We went in playing as we normally do, and I know that they brought what they normally bring. In the strategies that we used, though, we kind of figured them out a bit too late.
So what kind of adaptations did you end up making in Map 4 to turn that around?
In Map 3, actually, we started to figure them out- it was one of those really close losses where you go “Ah, I think I know what’s going on,” so I told the team “Hey, I think this is what they’re going to be doing.” So in Map 4 we went in with a different mindset on how they were playing. Even though it was still kind of iffy, we managed to pull out the win.
So in that last fight on Gibraltar, which was intense and generally crazy- you got something like two or three Primal Rages over the course of it, as I recall- how well were you guys able to maintain your normal comms structure when a fight is going crazy like that?
How communications go for us is determined by the composition of the team. Running a Brigitte allows us to play a little more steadily, and a little more calmly. We were able to keep our communication through all of that going because Brigitte was in play.

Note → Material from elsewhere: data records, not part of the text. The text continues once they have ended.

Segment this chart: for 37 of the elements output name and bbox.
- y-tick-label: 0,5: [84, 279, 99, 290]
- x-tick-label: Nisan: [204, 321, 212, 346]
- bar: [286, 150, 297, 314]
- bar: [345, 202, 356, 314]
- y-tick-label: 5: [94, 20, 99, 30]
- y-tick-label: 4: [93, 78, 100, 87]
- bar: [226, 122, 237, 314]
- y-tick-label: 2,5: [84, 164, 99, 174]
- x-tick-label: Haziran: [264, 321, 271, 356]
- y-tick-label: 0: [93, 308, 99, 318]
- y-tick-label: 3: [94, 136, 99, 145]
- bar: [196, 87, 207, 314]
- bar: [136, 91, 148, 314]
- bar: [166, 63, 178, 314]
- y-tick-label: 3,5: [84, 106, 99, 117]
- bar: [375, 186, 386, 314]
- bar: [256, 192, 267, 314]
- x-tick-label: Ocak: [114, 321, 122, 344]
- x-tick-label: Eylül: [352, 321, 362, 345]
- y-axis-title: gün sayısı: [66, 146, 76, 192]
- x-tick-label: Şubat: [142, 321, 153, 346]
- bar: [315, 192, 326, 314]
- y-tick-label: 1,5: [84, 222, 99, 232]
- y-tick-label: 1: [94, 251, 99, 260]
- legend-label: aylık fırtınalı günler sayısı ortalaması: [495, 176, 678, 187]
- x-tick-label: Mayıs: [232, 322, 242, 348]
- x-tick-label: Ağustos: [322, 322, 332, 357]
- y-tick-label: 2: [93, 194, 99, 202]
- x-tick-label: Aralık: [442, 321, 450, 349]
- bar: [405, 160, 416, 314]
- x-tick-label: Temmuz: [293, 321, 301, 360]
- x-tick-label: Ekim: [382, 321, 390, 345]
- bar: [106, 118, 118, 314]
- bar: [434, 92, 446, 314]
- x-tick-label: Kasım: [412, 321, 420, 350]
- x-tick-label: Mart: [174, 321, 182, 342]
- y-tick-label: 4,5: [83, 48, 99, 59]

So what would you say is the biggest lesson you’ve learned after Season 1?
This season has been a lot longer than what anybody has ever done before. Looking back on it now, I learned that taking care of myself, my mental state, my body- that’s really important. It really wears you down. Going into next season, maintaining that and learning more about how to take care of myself will be important lessons for me.
Do you think the schedule for next season should change?
So, obviously there are a lot of players in the Overwatch League who are from Korea, China, Europe- all over the place, right? A lot of these guys want to go home, but a one week break doesn’t allow you to really rest. A longer break during the middle of the season would be nice to have.
I was asking Pine about that desire to go home earlier, as well- is that desire to visit home fairly prevalent amongst all Korean players?
I mean, if we won every single game every season, maybe we’d be happy, but that’s not gonna happen. Around mid-season a lot of us do want to go home, back to what we’re familiar with.
Has the Overwatch League lived up to your expectations as a whole so far?
It’s bigger than I expected. As a player, it’s as I expected, except it’s really really long, and a little tiring- I want more of a break. In terms of the league itself, though, when you see these big-name sponsors taking part? I don’t know viewership numbers or anything, but that part makes me feel that it’s bigger than what I expected it to be.
Where would you want to see another Korean OWL team?
Are you glad that you played this stage on this patch, rather than the live one?
I think just having Brigitte is a really big change on its own, let alone Hanzo. In fact, I think it might have been better if we didn’t allow Brigitte in the tournament, just to keep things a little more consistent.
What do you want to work the most on personally between now and Season playoffs?
It’s hard to say, really. We’re going to try and get all the playoff teams together, and we’ll be practicing. During scrims is when I figure out what I need to focus on the most. So as of right now I can’t really give you an answer, but once we start to practice with those teams I’ll definitely know.
A big thank you to Gesture for the interview, and to London Spitfire’s GM Susie Kim for translating and facilitating!